Jesus' Coming Back

Peter Beinart vs. Israel and the Jews

The effect of the October 7 atrocity and its aftermath upon Jews in the United States is the ostensible topic of Peter Beinart’s recent op-ed in the New York Times, “The Great Rupture in American Jewish Life.” Actually, Mr. Beinart demonstrates a rupture in the lives of Jewish leftists such as he, who discover that they can no longer be one with their non-Jewish comrades unless they denounce Zionism (i.e., the cause of Israel).  

Beinart tells American Jews (those calling themselves themselves liberals, at any rate) to oppose the continued existence of a Jewish nation and homeland in the Mideast. Beinart depicts Zionism as some kind of fetish that American Jews acquired after the 1967 Six-Day War. “[I]t came to dominate communal life only after Israel’s dramatic victory in the 1967 war exhilarated American Jews eager for an antidote to Jewish powerlessness during the Holocaust.” Israel apparently never served that function at its founding or in the ensuing 19 years.

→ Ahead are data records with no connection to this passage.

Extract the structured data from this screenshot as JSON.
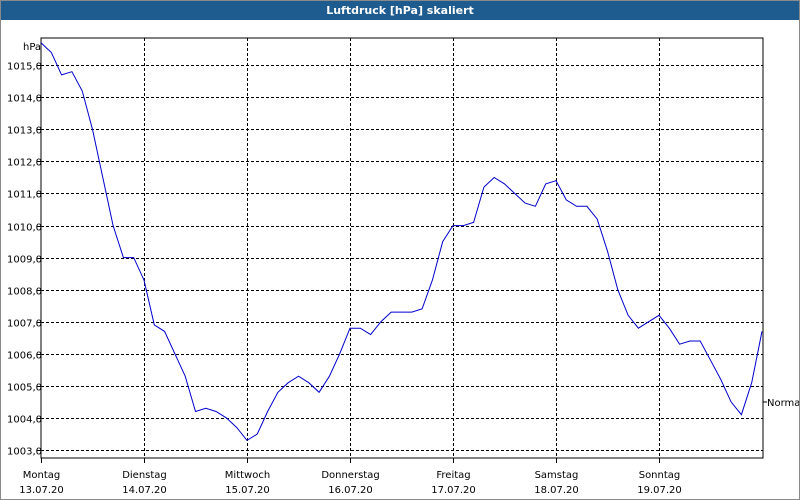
{
  "window": {
    "title": "Luftdruck [hPa] skaliert"
  },
  "chart_data": {
    "type": "line",
    "title": "Luftdruck [hPa] skaliert",
    "ylabel": "hPa",
    "ylim": [
      1002.75,
      1015.85
    ],
    "yticks": [
      "1003,0",
      "1004,0",
      "1005,0",
      "1006,0",
      "1007,0",
      "1008,0",
      "1009,0",
      "1010,0",
      "1011,0",
      "1012,0",
      "1013,0",
      "1014,0",
      "1015,0"
    ],
    "x_labels": [
      {
        "day": "Montag",
        "date": "13.07.20"
      },
      {
        "day": "Dienstag",
        "date": "14.07.20"
      },
      {
        "day": "Mittwoch",
        "date": "15.07.20"
      },
      {
        "day": "Donnerstag",
        "date": "16.07.20"
      },
      {
        "day": "Freitag",
        "date": "17.07.20"
      },
      {
        "day": "Samstag",
        "date": "18.07.20"
      },
      {
        "day": "Sonntag",
        "date": "19.07.20"
      }
    ],
    "grid": true,
    "reference_label": "Normal",
    "series": [
      {
        "color": "#0000cc",
        "x": [
          0.0,
          0.05,
          0.1,
          0.2,
          0.3,
          0.4,
          0.5,
          0.6,
          0.7,
          0.8,
          0.9,
          1.0,
          1.1,
          1.2,
          1.3,
          1.4,
          1.5,
          1.6,
          1.7,
          1.8,
          1.9,
          2.0,
          2.1,
          2.2,
          2.3,
          2.4,
          2.5,
          2.6,
          2.7,
          2.8,
          2.9,
          3.0,
          3.1,
          3.2,
          3.3,
          3.4,
          3.5,
          3.6,
          3.7,
          3.8,
          3.9,
          4.0,
          4.1,
          4.2,
          4.3,
          4.4,
          4.5,
          4.6,
          4.7,
          4.8,
          4.9,
          5.0,
          5.1,
          5.2,
          5.3,
          5.4,
          5.5,
          5.6,
          5.7,
          5.8,
          5.9,
          6.0,
          6.1,
          6.2,
          6.3,
          6.4,
          6.5,
          6.6,
          6.7,
          6.8,
          6.9,
          7.0
        ],
        "y": [
          1015.7,
          1015.55,
          1015.4,
          1014.7,
          1014.8,
          1014.2,
          1013.0,
          1011.5,
          1010.0,
          1009.0,
          1009.0,
          1008.3,
          1006.9,
          1006.7,
          1006.0,
          1005.3,
          1004.2,
          1004.3,
          1004.2,
          1004.0,
          1003.7,
          1003.3,
          1003.5,
          1004.2,
          1004.8,
          1005.1,
          1005.3,
          1005.1,
          1004.8,
          1005.3,
          1006.0,
          1006.8,
          1006.8,
          1006.6,
          1007.0,
          1007.3,
          1007.3,
          1007.3,
          1007.4,
          1008.3,
          1009.5,
          1010.0,
          1010.0,
          1010.1,
          1011.2,
          1011.5,
          1011.3,
          1011.0,
          1010.7,
          1010.6,
          1011.3,
          1011.4,
          1010.8,
          1010.6,
          1010.6,
          1010.2,
          1009.2,
          1008.0,
          1007.2,
          1006.8,
          1007.0,
          1007.2,
          1006.8,
          1006.3,
          1006.4,
          1006.4,
          1005.8,
          1005.2,
          1004.5,
          1004.1,
          1005.1,
          1006.7
        ]
      }
    ]
  }
}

Quoting a leftist defender of the intifada, Beinart tells us that “American Jews…’have made of Israel an icon — a surrogate faith, surrogate synagogue, surrogate God.’” No, the Torah places Israel at the center of the Jewish faith. It is there that Moses leads the Israelites after they are chosen to receive the Ten Commandments.

As noted by Rabbi Joseph Telushkin in his Jewish Literacy (1991): “The most widely observed of all Jewish rituals, the Passover Seder, concludes with the call, ‘Next year in Jersusalem.’” And, as Telushkin reminds us, the 137th Psalm proclaims, “’If I forget thee, O Jersusalem,/Let my right hand wither,/Let my tongue cleave to the roof of its mouth…’” There is no Judaism apart from Israel.

In such a document as John Winthrop’s “City Upon a Hill” Sermon (1630), which President Reagan loved to cite, the founding of Israel is, moreover, associated with that of Western civilization in America. Winthrop said, “Wee shall finde that the God of Israell is among us, when ten of us shall be able to resist a thousand of our enemies… For wee must consider that wee shall be as a citty upon a hill. The eies of all people are upon us.”

And the sermon concludes “with that exhortation of Moses, that faithful servant of the Lord, in his last farewell to Israell, Deut. 30. Beloved there is now sett before us life and good, Death and evill, in that we are commanded this day to love the Lord our God, and to love one another, to walke in his ways and to keepe his Commandements and his Ordinances and his lawes, and the articles of our Covenant with him, that we may live and be multiplied, and that the Lord our God may blesse us in the land whither wee goe to possesse it.” The uncultivated wilderness of America and that of ancient Israel, according to the will of the Almighty, were both to be the final destinations of itinerant peoples.